Jim Putnam mentions with admiration Ursula K le Guin's use of description, and so triggers in me two lines of thought. I'll stick to le Guin here, and keep the other for a separate post.
Le Guin is, indeed, a master story teller – in novels, poems, nonfiction and, most of all, in short fiction. I revisit my copies of her short story collections The Compass Rose and The Wind's Twelve Quarters so often that they have to be periodically replaced. The short story The First Report of the Shipwrecked Foreigner is a superb example of pure descriptive fiction – at one time I used it so often that my students adopted "the shipwrecked foreigner" as my nickname ... or perhaps that was a reference my poor dress sense.
She doesn't only use language well, though. Amongst the very many themes running through her writing, she writes well about language too. The Sapir-Whorf hypothesis (that language forms and constrains thought) is strong in her, as is her lifelong exposure to anthropology.
This is very explicitly true in the book Jim mentions, The Telling. A totalitarian society in rapid change (strongly reminiscent of China) attempts to eradicate the past by eradicating the language and script in which it was written. An outsider seeking to understand the society does so (and, in the process, also comes to understand herself) through exploration of the relation between that lost language and script to the new ones which have replaced them.
Language is also the underpinning rationale of her Earthsea sequence of novels and stories. As I noted last month, I have recently picked up again and finished reading this after a break of two decades – starting from Tehanu, moving on through Tales of Earthsea and concluding with The Other Wind. Earthsea is a world which consists entirely of an island archipelago, where magic occupies the intellectual space where we have science and technology. It's not your average sloppy, wish fulfillment magic though. It's a scientific magic, hard won, imperfectly understood, undermined by prejudice, its development and application driven often by commerce.

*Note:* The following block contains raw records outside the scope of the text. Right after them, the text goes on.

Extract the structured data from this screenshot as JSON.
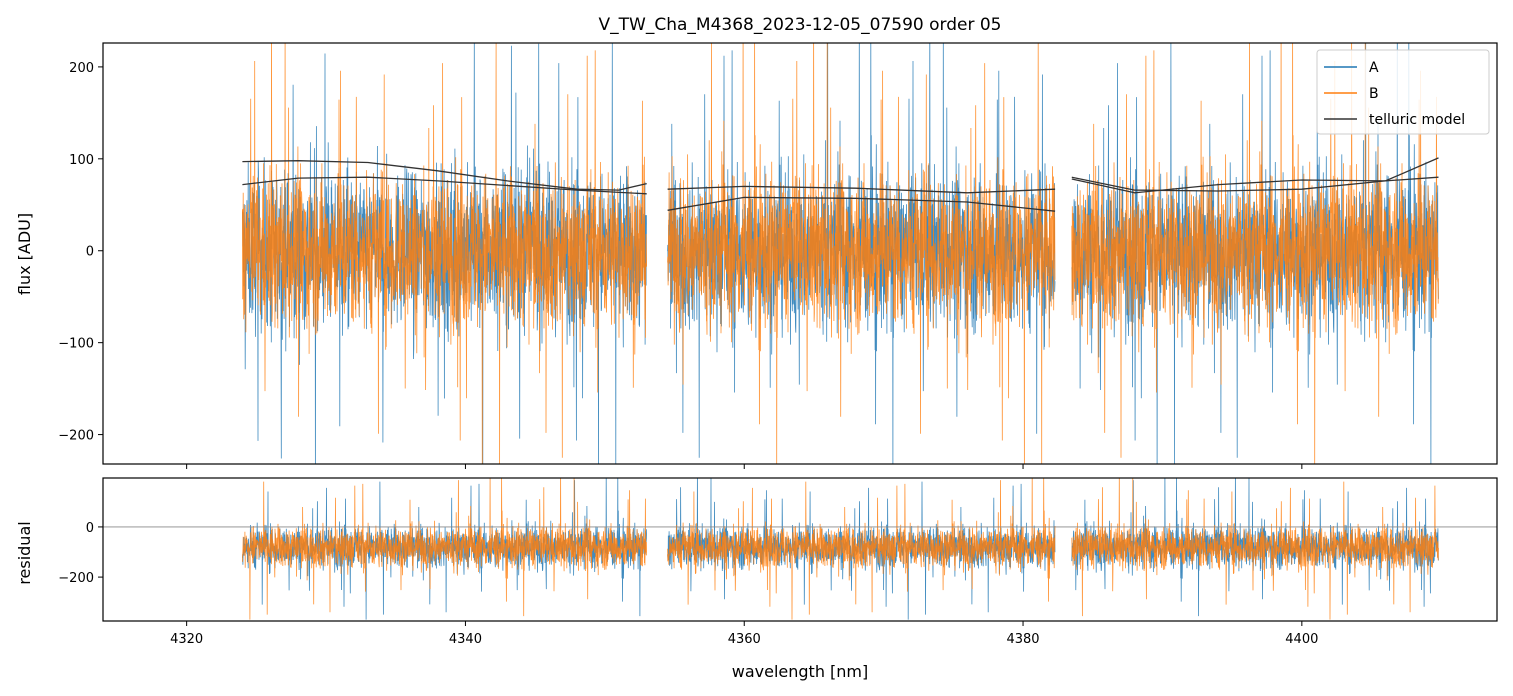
{
  "chart_data": {
    "type": "line",
    "title": "V_TW_Cha_M4368_2023-12-05_07590  order 05",
    "xlabel": "wavelength [nm]",
    "xlim": [
      4314.0,
      4414.0
    ],
    "xticks": [
      4320,
      4340,
      4360,
      4380,
      4400
    ],
    "segments": [
      [
        4324.0,
        4353.0
      ],
      [
        4354.5,
        4382.3
      ],
      [
        4383.5,
        4409.8
      ]
    ],
    "colors": {
      "A": "#1f77b4",
      "B": "#ff7f0e",
      "telluric": "#333333",
      "zero_line": "#888888"
    },
    "top_panel": {
      "ylabel": "flux [ADU]",
      "ylim": [
        -232,
        226
      ],
      "yticks": [
        200,
        100,
        0,
        -100,
        -200
      ],
      "ytick_labels": [
        "200",
        "100",
        "0",
        "−100",
        "−200"
      ],
      "noise": {
        "center": 0,
        "typical_halfwidth": 110,
        "spike_max": 260
      },
      "legend": {
        "position": "top-right",
        "entries": [
          {
            "label": "A",
            "color": "#1f77b4"
          },
          {
            "label": "B",
            "color": "#ff7f0e"
          },
          {
            "label": "telluric model",
            "color": "#333333"
          }
        ]
      },
      "telluric_models": [
        [
          {
            "x": [
              4324.0,
              4328.0,
              4333.0,
              4338.0,
              4343.0,
              4348.0,
              4351.0,
              4353.0
            ],
            "y": [
              97,
              98,
              96,
              87,
              76,
              67,
              66,
              73
            ]
          },
          {
            "x": [
              4354.5,
              4360.0,
              4368.0,
              4376.0,
              4382.3
            ],
            "y": [
              67,
              70,
              68,
              63,
              67
            ]
          },
          {
            "x": [
              4383.5,
              4388.0,
              4394.0,
              4400.0,
              4406.0,
              4409.8
            ],
            "y": [
              80,
              66,
              65,
              67,
              76,
              101
            ]
          }
        ],
        [
          {
            "x": [
              4324.0,
              4328.0,
              4333.0,
              4338.0,
              4343.0,
              4348.0,
              4353.0
            ],
            "y": [
              72,
              79,
              80,
              76,
              71,
              66,
              62
            ]
          },
          {
            "x": [
              4354.5,
              4360.0,
              4368.0,
              4376.0,
              4382.3
            ],
            "y": [
              44,
              58,
              57,
              53,
              43
            ]
          },
          {
            "x": [
              4383.5,
              4388.0,
              4394.0,
              4400.0,
              4406.0,
              4409.8
            ],
            "y": [
              78,
              63,
              72,
              77,
              76,
              80
            ]
          }
        ]
      ]
    },
    "bottom_panel": {
      "ylabel": "residual",
      "ylim": [
        -375,
        195
      ],
      "yticks": [
        0,
        -200
      ],
      "ytick_labels": [
        "0",
        "−200"
      ],
      "zero_line": 0,
      "noise": {
        "center": -80,
        "typical_halfwidth": 110,
        "spike_max": 300
      }
    }
  }
}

Earthsea's magic is based in incomplete knowledge of "the true speech" or "the language of making" – the language in whose words the world was created, in which not only every person but every animal, every plant, every pebble, every grain of sand, every component of those things, has a "true name". Research involves seeking more knowledge of this first ur-language. Once the true name of something is known, it can be magically manipulated; until then, it cannot although it may be affected by manipulation of objects and circumstances around or within it. There are strong echoes here of the Kabala ("In the beginning was the word..."), but also of the age of reason.
(She shows her fascination with words in smaller and more literary ways, too. The protagonist in The Telling, for instance, is a Hindu woman named Sutty. In long term bereavement after the death of her lover, she has allowed herself to sink into emotional death ... and "sutty" or "suttee" was once a practice in which some Hindu women immolated themselves alive on the funeral pyres of their husbands.)
This concern with language is not just a skill, nor just a theme; it intertwines and underwrites and permeates all of le Guin's work – and is what sets her apart, making her the phenomenon she is. Unlike most fantasy writers, she is an intellectual force as well as an entertainer – and her real concerns are in the reality of here and now. To quote from her introduction to Tales of Earthsea:
"So people turn to the realms of fantasy for stability, ancient truths, immutable simplicities. And the mills of capitalism supply them. Supply meets demand. Fantasy becomes a commodity, an industry. Commodified fantasy takes no risks: it invents nothing, but imitates and trivialises. ... Profoundly disturbing moral choices are sanitized, made cute, made safe."
Le Guin herself is an antithesis of, and antidote to, all of that – and language is at the heart of her.
Le Guin, Ursula K. The Telling. 2000, New York, Harcourt.
Le Guin, Ursula K. The Wind's Twelve Quarters. 1975, New York, Harper & Row.
Le Guin, Ursula K. The Compass Rose. 1982, New York, Harper & Row.
Le Guin, Ursula K. Tehanu: the last book of Earthsea. 1st ed. 1990, New York: Atheneum.
Le Guin, U.K., Tales from Earthsea. 1st ed. 2001, New York: Harcourt.
Le Guin, Ursula K. The Other Wind. 1st ed. 2001, New York: Harcourt.